Waves Across the South tells the story of the age of revolutions from the Indian and Pacific oceans and from an environmental focus on the sea. Viewing the British Empire from the global South, the book shows how Indigenous peoples in the Indian and Pacific oceans asserted their place and future as the British Empire expanded. In his acceptance speech, Professor Sivasundaram said "the future of global cultural understanding requires that research is open to all and that it arises from many unexpected starting points and that we don’t only research our own histories."

Professor Patrick Wright, Emeritus Professor of Literature and History at King’s College and Fellow of the British Academy, chaired the jury this year. He praised Waves Across the South as ‘a riot of ingenuity, a truly powerful and new history of revolutions and empires, re-imagined through the environmental lens of the sea. The jury was spellbound by Sivasundaram’s skill in combining compelling story-telling with meticulous research. Even as a work of world history it speaks directly to the politics and military interventions of today’.

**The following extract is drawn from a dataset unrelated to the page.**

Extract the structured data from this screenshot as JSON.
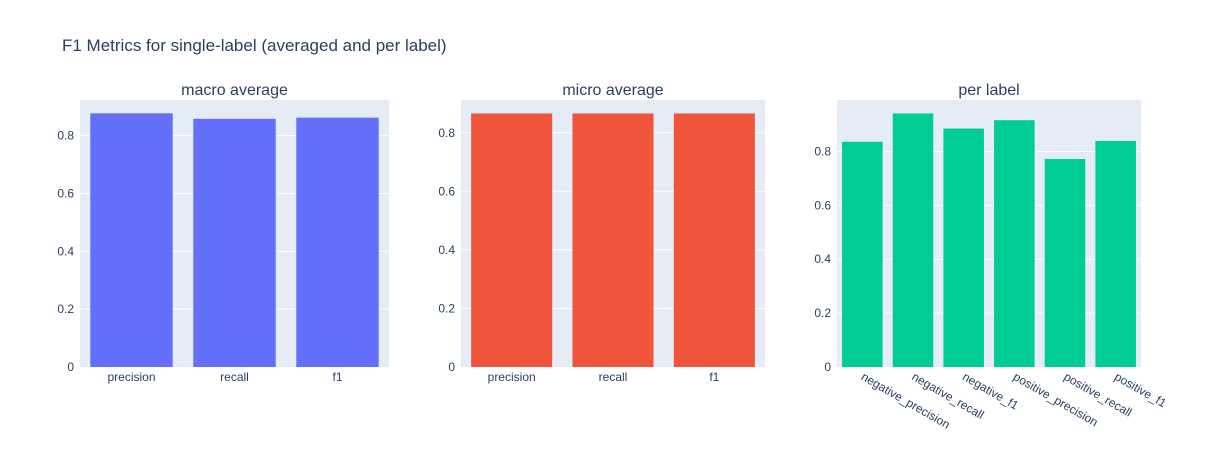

Professor Sivasundaram generously credited his students and colleagues at Cambridge with playing a critical role in the development of Waves Across the South. ‘The research culture of world history in Cambridge over several generations has been critical to the origins and writing of this book. This includes, undergraduates who took the Specified paper on ‘Islands and Beaches: The Pacific and Indian Oceans in the Long Nineteenth Century’, who heard various iterations of the ideas and who responded helpfully and critically. It also includes the brilliant graduate students in world history who were always there with suggestions and questions. I also thank so many colleagues in the Faculty for advice’.

The British Academy Book Prize, formerly known as the Nayef Al-Rodhan Prize, was established in 2013 to reward and celebrate the best works of non-fiction that demonstrate rigour and originality, have contributed to global cultural understanding and illuminate the interconnections and divisions that shape cultural identity worldwide.